Experts have developed a new device that helps assess sweetness objectively, being 10 times more sensitive than older biosensors.
A sweet dish for one person may be too sweet for another. Meanwhile, food and beverage companies need to determine the sweetness of their products as objectively as possible. The new biosensor tongue being tested could help accomplish this in the future, according to a report by New Atlas on February 4.
Chamomile tea is one of the solutions used in experiments with the biosensor tongue to assess sweetness. (Photo: Depositphotos)
Currently, the sweetness and other characteristics of food and beverages are evaluated by expert tasting panels. While such groups may reach a general consensus on the sweetness of a product, the assessment remains highly subjective.
The human tongue has sweetness receptors with two large, complex structures that bind to compounds like sugar. The outermost part of one of these structures is called the Venus flytrap domain because its molecular structure resembles the leaves of a Venus flytrap. This region interacts with most sweet substances consumed by humans.
In a recent study published in ACS Applied Materials & Interfaces, a team of scientists from the National University of Seoul, South Korea, led by Tai Hyun Park and Seunghun Hong, used bacteria to create replicas of the Venus flytrap region. These replicas were arranged in thin layers on multiple gold electrodes, interconnected through carbon nanotubes. The resulting device is called a field-effect transistor.
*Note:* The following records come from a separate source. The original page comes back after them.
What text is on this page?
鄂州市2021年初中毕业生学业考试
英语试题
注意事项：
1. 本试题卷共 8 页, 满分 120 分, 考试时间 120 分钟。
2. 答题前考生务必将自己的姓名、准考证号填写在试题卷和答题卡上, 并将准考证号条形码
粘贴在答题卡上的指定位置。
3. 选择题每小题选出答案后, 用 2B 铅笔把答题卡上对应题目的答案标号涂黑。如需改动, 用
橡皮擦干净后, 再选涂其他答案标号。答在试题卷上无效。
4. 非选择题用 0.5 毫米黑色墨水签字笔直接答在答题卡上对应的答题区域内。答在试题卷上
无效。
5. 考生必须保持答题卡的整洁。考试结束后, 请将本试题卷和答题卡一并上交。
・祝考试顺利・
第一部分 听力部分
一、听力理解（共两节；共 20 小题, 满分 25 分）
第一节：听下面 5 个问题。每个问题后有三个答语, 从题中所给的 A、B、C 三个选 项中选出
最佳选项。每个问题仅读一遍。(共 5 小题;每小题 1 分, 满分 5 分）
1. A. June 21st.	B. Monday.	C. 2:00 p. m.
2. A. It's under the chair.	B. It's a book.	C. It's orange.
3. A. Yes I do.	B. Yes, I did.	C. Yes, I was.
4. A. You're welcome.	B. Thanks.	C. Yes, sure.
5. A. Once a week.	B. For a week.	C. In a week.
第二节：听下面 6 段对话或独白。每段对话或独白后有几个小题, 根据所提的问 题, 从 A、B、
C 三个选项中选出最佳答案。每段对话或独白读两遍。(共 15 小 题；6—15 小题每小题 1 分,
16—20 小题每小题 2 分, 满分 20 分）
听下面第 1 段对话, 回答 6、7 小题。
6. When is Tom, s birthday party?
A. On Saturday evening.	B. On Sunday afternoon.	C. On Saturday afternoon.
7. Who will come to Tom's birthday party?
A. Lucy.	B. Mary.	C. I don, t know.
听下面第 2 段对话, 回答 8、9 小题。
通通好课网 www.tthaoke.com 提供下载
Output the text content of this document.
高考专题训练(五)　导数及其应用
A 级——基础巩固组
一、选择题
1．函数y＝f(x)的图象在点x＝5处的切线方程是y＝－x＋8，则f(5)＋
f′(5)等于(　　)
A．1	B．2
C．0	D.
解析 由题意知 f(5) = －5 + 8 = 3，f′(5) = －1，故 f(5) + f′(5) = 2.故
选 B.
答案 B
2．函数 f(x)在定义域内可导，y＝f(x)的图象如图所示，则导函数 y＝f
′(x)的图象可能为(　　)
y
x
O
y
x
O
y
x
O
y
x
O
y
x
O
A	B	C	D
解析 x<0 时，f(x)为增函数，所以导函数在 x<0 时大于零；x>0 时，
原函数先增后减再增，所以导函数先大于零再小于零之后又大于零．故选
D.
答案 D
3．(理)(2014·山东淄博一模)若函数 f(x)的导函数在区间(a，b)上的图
When placed in a solution containing sucrose or saccharin—an artificial sweetener—the current passing through the device consistently decreases. The higher the concentration of sucrose or saccharin, the greater the reduction in current. The field-effect transistor does not respond when exposed to cellobiose, a non-sweet sugar.
The experts used prototypes of the biosensor tongue to evaluate the sweetness of beverages such as apple juice and chamomile tea for sucrose content. They noted that this device is 10 times more sensitive than older biosensor systems.